Anti-EGFR Strategies
Small-molecule TK inhibitors: Limited activity for erlotinib (Tarceva), a small-molecule TKI with specificity for EGFR, was suggested in a phase 2 study of 38 patients with unresectable or metastatic HCC, one-half of whom had previously received cytotoxic chemotherapy (18).
Cetuximab: Cetuximab (Erbitux) is a MoAb that binds to the EGFR. Early results suggest activity for cetuximab in combination with GEMOX (19).

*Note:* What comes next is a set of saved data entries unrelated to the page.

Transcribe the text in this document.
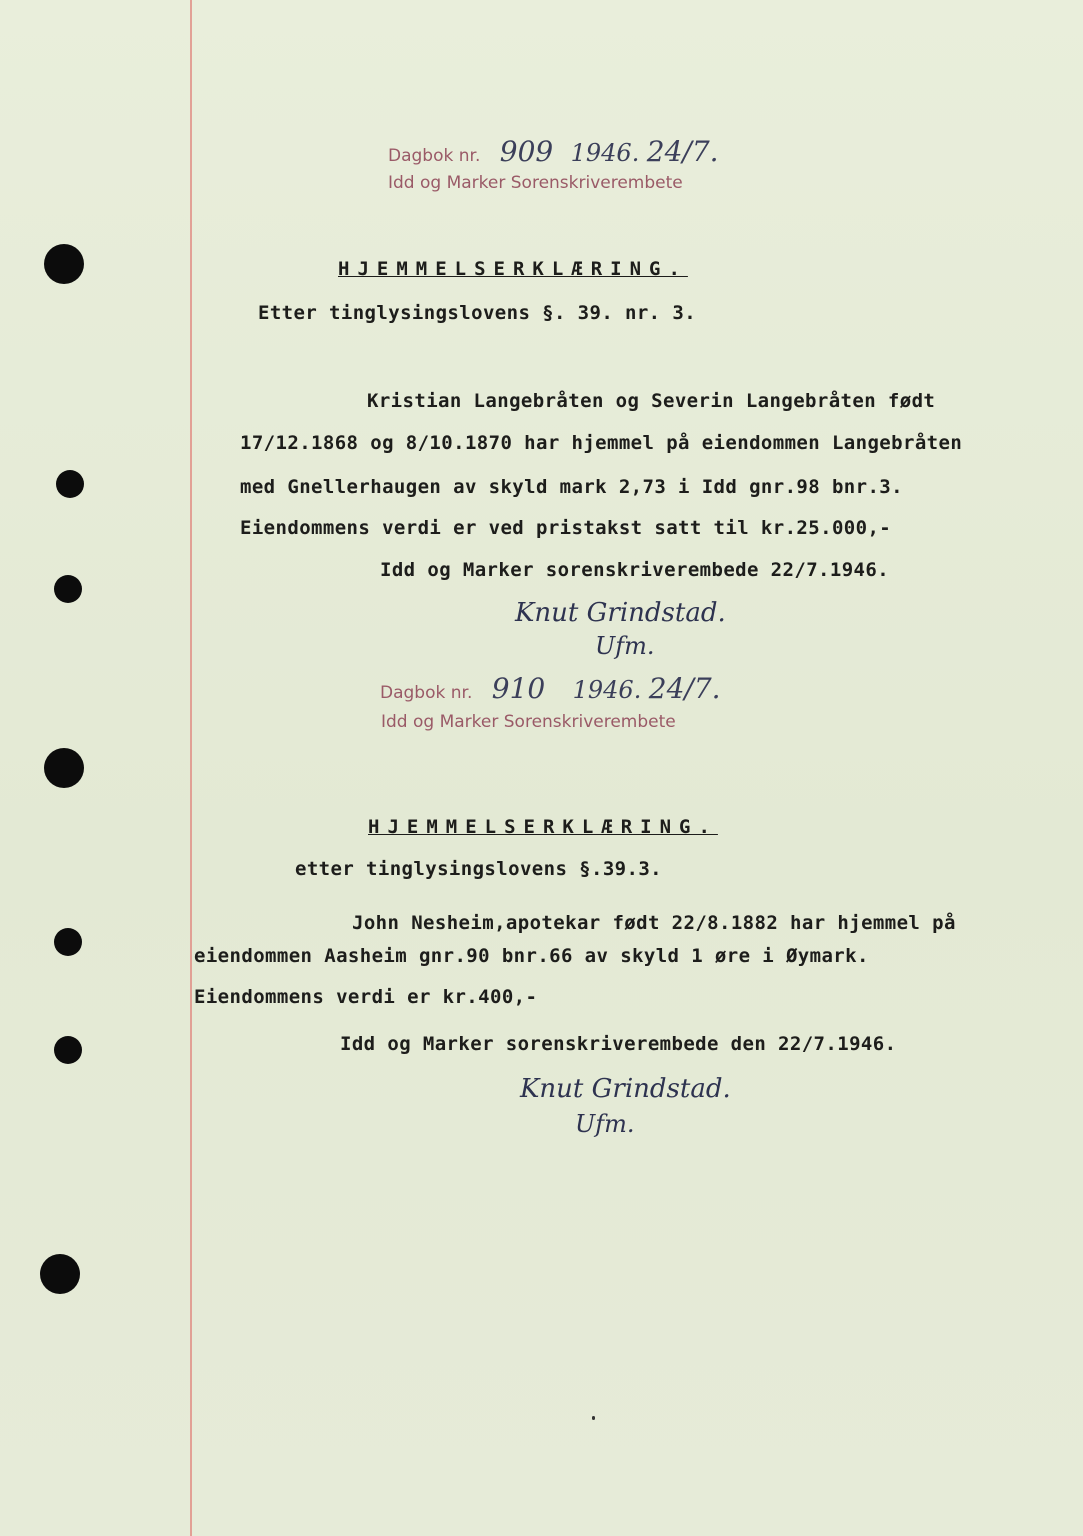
Dagbok nr. 909 1946. 24/7.
Idd og Marker Sorenskriverembete
HJEMMELSERKLÆRING.
Etter tinglysingslovens §. 39. nr. 3.
Kristian Langebråten og Severin Langebråten født
17/12.1868 og 8/10.1870 har hjemmel på eiendommen Langebråten
med Gnellerhaugen av skyld mark 2,73 i Idd gnr.98 bnr.3.
Eiendommens verdi er ved pristakst satt til kr.25.000,-
Idd og Marker sorenskriverembede 22/7.1946.
Knut Grindstad.
Ufm.
Dagbok nr. 910 1946. 24/7.
Idd og Marker Sorenskriverembete
HJEMMELSERKLÆRING.
etter tinglysingslovens §.39.3.
John Nesheim,apotekar født 22/8.1882 har hjemmel på
eiendommen Aasheim gnr.90 bnr.66 av skyld 1 øre i Øymark.
Eiendommens verdi er kr.400,-
Idd og Marker sorenskriverembede den 22/7.1946.
Knut Grindstad.
Ufm.
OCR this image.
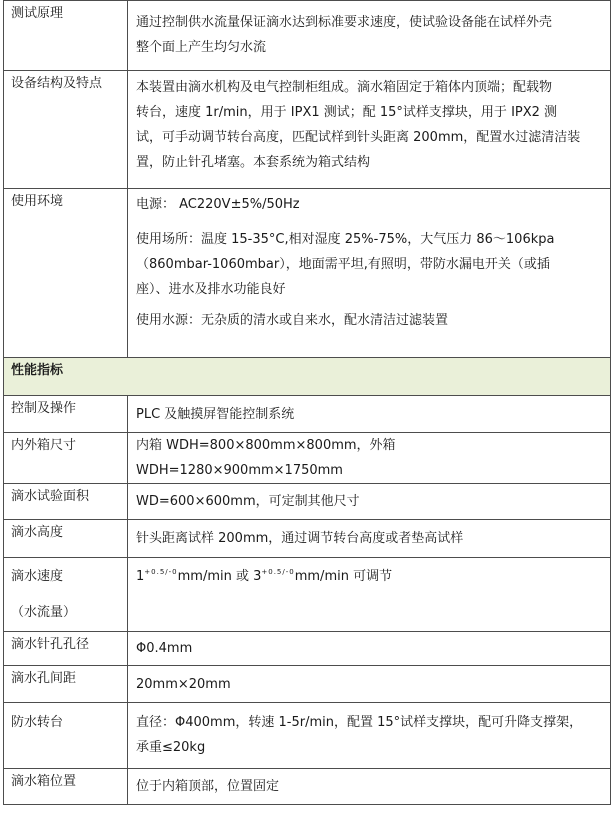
测试原理	通过控制供水流量保证滴水达到标准要求速度，使试验设备能在试样外壳

整个面上产生均匀水流

设备结构及特点	本装置由滴水机构及电气控制柜组成。滴水箱固定于箱体内顶端；配载物

转台，速度 1r/min，用于 IPX1 测试；配 15°试样支撑块，用于 IPX2 测

试，可手动调节转台高度，匹配试样到针头距离 200mm，配置水过滤清洁装

置，防止针孔堵塞。本套系统为箱式结构

使用环境	电源： AC220V±5%/50Hz

使用场所：温度 15-35°C,相对湿度 25%-75%，大气压力 86～106kpa

（860mbar-1060mbar），地面需平坦,有照明，带防水漏电开关（或插

座）、进水及排水功能良好

使用水源：无杂质的清水或自来水，配水清洁过滤装置

性能指标	
控制及操作	PLC 及触摸屏智能控制系统
内外箱尺寸	内箱 WDH=800×800mm×800mm，外箱 WDH=1280×900mm×1750mm
滴水试验面积	WD=600×600mm，可定制其他尺寸
滴水高度	针头距离试样 200mm，通过调节转台高度或者垫高试样

滴水速度
（水流量）	$1^{+0.5/-0}mm/\min$ 或 $3^{+0.5/-0}mm/\min$ 可调节
滴水针孔孔径	Φ0.4mm
滴水孔间距	20mm×20mm
防水转台	直径：Φ400mm，转速 1-5r/min，配置 15°试样支撑块，配可升降支撑架，

承重≤20kg

滴水箱位置	位于内箱顶部，位置固定
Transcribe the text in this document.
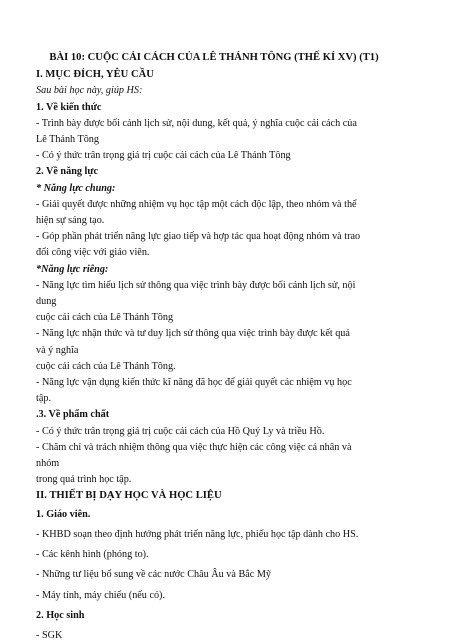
BÀI 10: CUỘC CẢI CÁCH CỦA LÊ THÁNH TÔNG (THẾ KÍ XV) (T1)

I. MỤC ĐÍCH, YÊU CẦU

Sau bài học này, giúp HS:

1. Về kiến thức

- Trình bày được bối cảnh lịch sử, nội dung, kết quả, ý nghĩa cuộc cải cách của

Lê Thánh Tông

- Có ý thức trân trọng giá trị cuộc cải cách của Lê Thánh Tông

2. Về năng lực

* Năng lực chung:

- Giải quyết được những nhiệm vụ học tập một cách độc lập, theo nhóm và thể

hiện sự sáng tạo.

- Góp phần phát triển năng lực giao tiếp và hợp tác qua hoạt động nhóm và trao

đổi công việc với giáo viên.

*Năng lực riêng:

- Năng lực tìm hiểu lịch sử thông qua việc trình bày được bối cảnh lịch sử, nội

dung

cuộc cải cách của Lê Thánh Tông

- Năng lực nhận thức và tư duy lịch sử thông qua việc trình bày được kết quả

và ý nghĩa

cuộc cải cách của Lê Thánh Tông.

- Năng lực vận dụng kiến thức kĩ năng đã học để giải quyết các nhiệm vụ học

tập.

.3. Về phẩm chất

- Có ý thức trân trọng giá trị cuộc cải cách của Hồ Quý Ly và triều Hồ.

- Chăm chỉ và trách nhiệm thông qua việc thực hiện các công việc cá nhân và

nhóm

trong quá trình học tập.

II. THIẾT BỊ DẠY HỌC VÀ HỌC LIỆU

1. Giáo viên.

- KHBD soạn theo định hướng phát triển năng lực, phiếu học tập dành cho HS.

- Các kênh hình (phóng to).

- Những tư liệu bổ sung về các nước Châu Âu và Bắc Mỹ

- Máy tính, máy chiếu (nếu có).

2. Học sinh

- SGK
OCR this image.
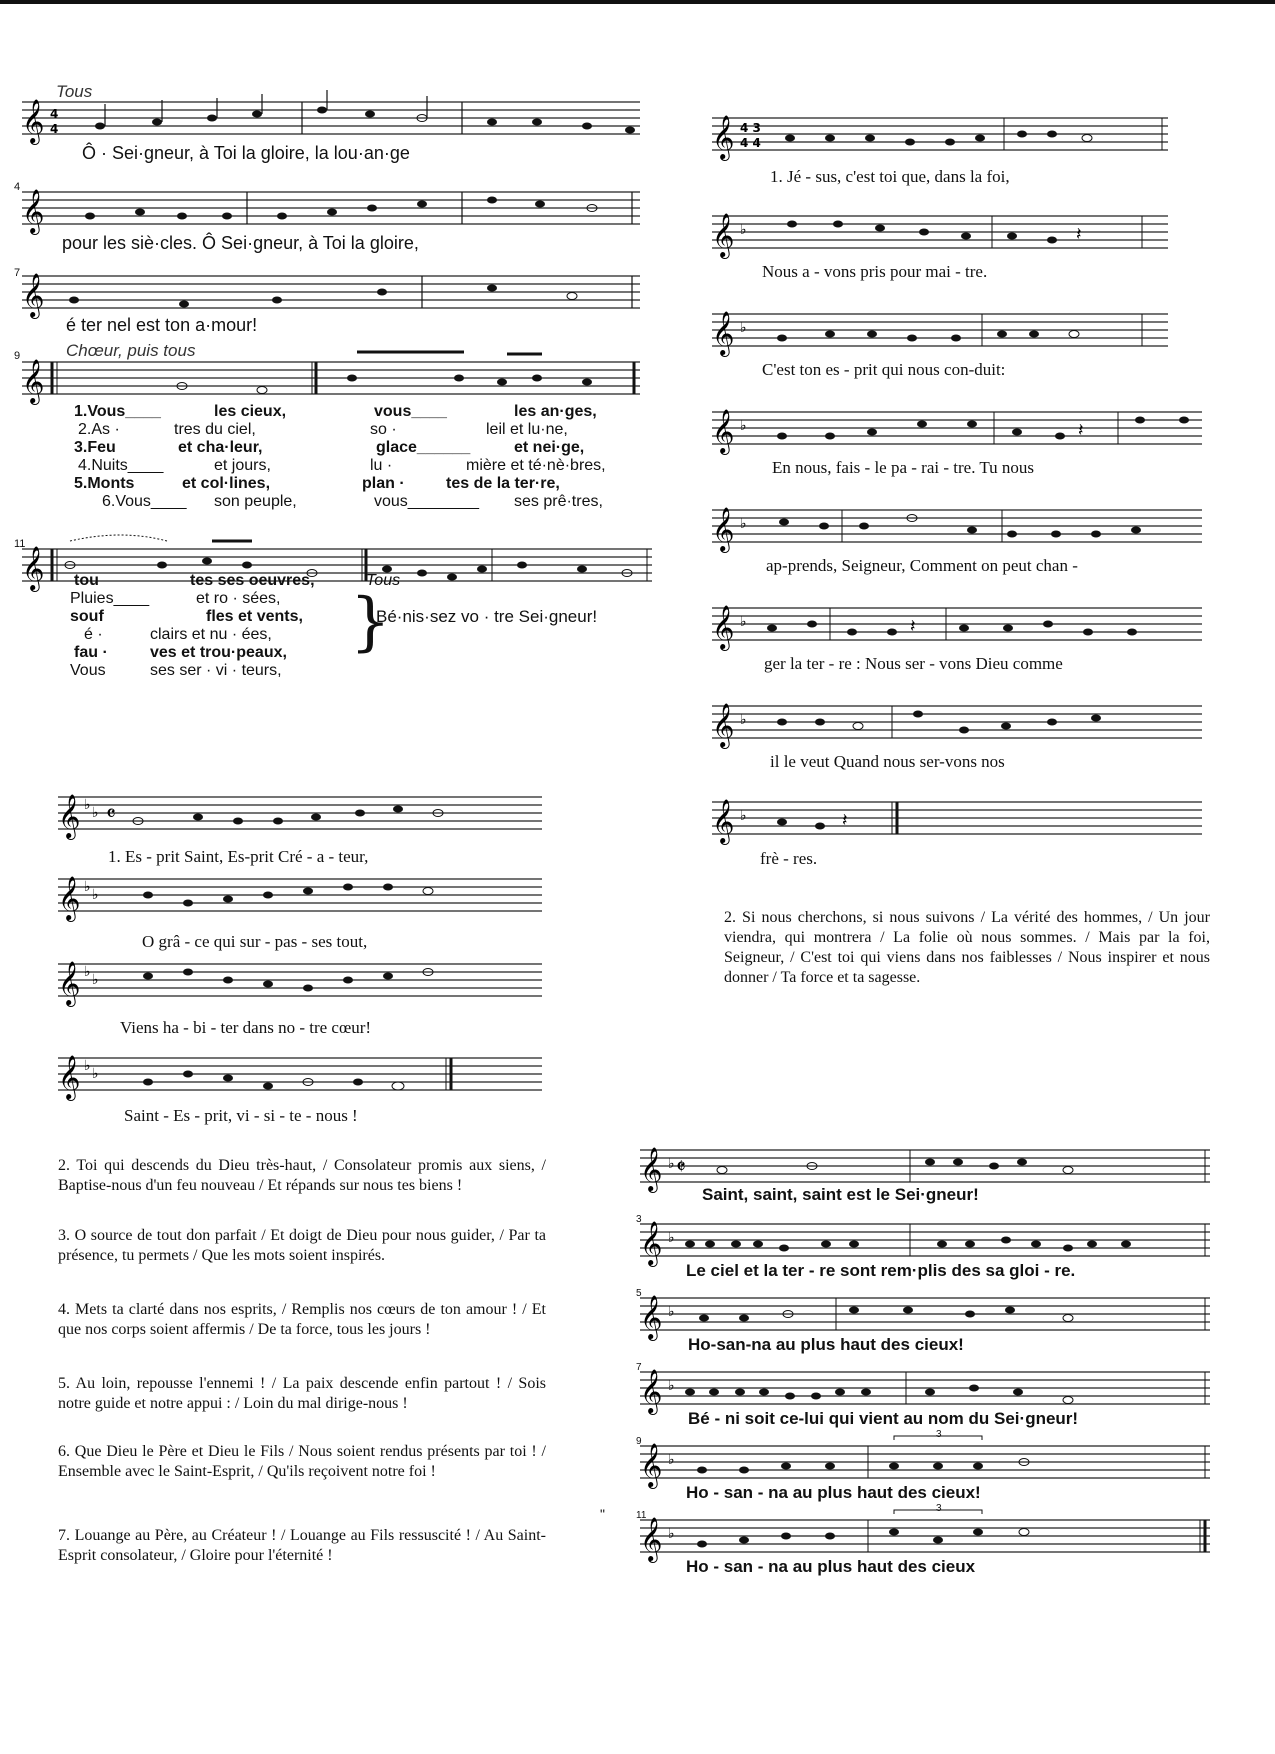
Tous
𝄞 4
4
Ô · Sei·gneur, à Toi la gloire, la lou·an·ge
4
𝄞
pour les siè·cles. Ô Sei·gneur, à Toi la gloire,
7 𝄞
é ter nel est ton a·mour!
9	Chœur, puis tous
𝄞
1.Vous____	les cieux,	vous____	les an·ges,
2.As ·	tres du ciel,	so ·	leil et lu·ne,
3.Feu	et cha·leur,	glace______	et nei·ge,
4.Nuits____	et jours,	lu ·	mière et té·nè·bres,
5.Monts	et col·lines,	plan ·	tes de la ter·re,
6.Vous____ son peuple,	vous________ ses prê·tres,
11
𝄞 tou	tes ses oeuvres,	Tous
Pluies____	et ro · sées,
souf	fles et vents,
é ·	clairs et nu · ées,
fau ·	ves et trou·peaux,
Vous	ses ser · vi · teurs,
}
Bé·nis·sez vo · tre Sei·gneur!
𝄞 ♭ ♭ 𝄴
1. Es - prit Saint, Es-prit Cré - a - teur,
𝄞 ♭ ♭
O grâ - ce qui sur - pas - ses tout,
𝄞 ♭ ♭
Viens ha - bi - ter dans no - tre cœur!
𝄞 ♭ ♭
Saint - Es - prit, vi - si - te - nous !
2. Toi qui descends du Dieu très-haut, / Consolateur promis aux siens, / Baptise-nous d'un feu nouveau / Et répands sur nous tes biens !
3. O source de tout don parfait / Et doigt de Dieu pour nous guider, / Par ta présence, tu permets / Que les mots soient inspirés.
4. Mets ta clarté dans nos esprits, / Remplis nos cœurs de ton amour ! / Et que nos corps soient affermis / De ta force, tous les jours !
5. Au loin, repousse l'ennemi ! / La paix descende enfin partout ! / Sois notre guide et notre appui : / Loin du mal dirige-nous !
6. Que Dieu le Père et Dieu le Fils / Nous soient rendus présents par toi ! / Ensemble avec le Saint-Esprit, / Qu'ils reçoivent notre foi !
7. Louange au Père, au Créateur ! / Louange au Fils ressuscité ! / Au Saint-Esprit consolateur, / Gloire pour l'éternité !
𝄞 4 3
4 4
1. Jé - sus, c'est toi que, dans la foi,
𝄞 ♭	𝄽
Nous a - vons pris pour mai - tre.
𝄞 ♭
C'est ton es - prit qui nous con-duit:
𝄞 ♭	𝄽
En nous, fais - le pa - rai - tre. Tu nous
𝄞 ♭
ap-prends, Seigneur, Comment on peut chan -
𝄞 ♭	𝄽
ger la ter - re : Nous ser - vons Dieu comme
𝄞 ♭
il le veut Quand nous ser-vons nos
𝄞 ♭	𝄽
frè - res.
2. Si nous cherchons, si nous suivons / La vérité des hommes, / Un jour viendra, qui montrera / La folie où nous sommes. / Mais par la foi, Seigneur, / C'est toi qui viens dans nos faiblesses / Nous inspirer et nous donner / Ta force et ta sagesse.
𝄞 ♭ 𝄵
Saint, saint, saint est le Sei·gneur!
3
𝄞 ♭
Le ciel et la ter - re sont rem·plis des sa gloi - re.
5
𝄞 ♭
Ho-san-na au plus haut des cieux!
7
𝄞 ♭
Bé - ni soit ce-lui qui vient au nom du Sei·gneur!
9
𝄞 ♭
3
Ho - san - na au plus haut des cieux!
"	11
𝄞 ♭
3
Ho - san - na au plus haut des cieux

PREVENTION AND NOVEL THERAPIES
Hormone therapy: Tamoxifen, megestrol, antiandrogen therapy, and octreotide have been extensively investigated but do not have a beneficial effect on patients with HCC. HMG-CoA reductase inhibitors such as pravastatin have shown conflicting results (20).
IFNa reduces the onset of liver damage and its progression to cirrhosis in 10% to 30% of patients with chronic hepatitis B.
Refrigerated storage of food grains and transportation of grains in refrigerated vehicles should help reduce the risk of ingesting aflatoxin.
Acyclic retinoid polyprenoic acid, reduces the incidence of second primary of HCC after initial resection and requires further investigation.
Screening of high-risk populations with AFP at 4-month intervals and with ultrasound at yearly intervals has been shown to identify patients with earlier stages of HCC and may improve survival in high-risk groups (21).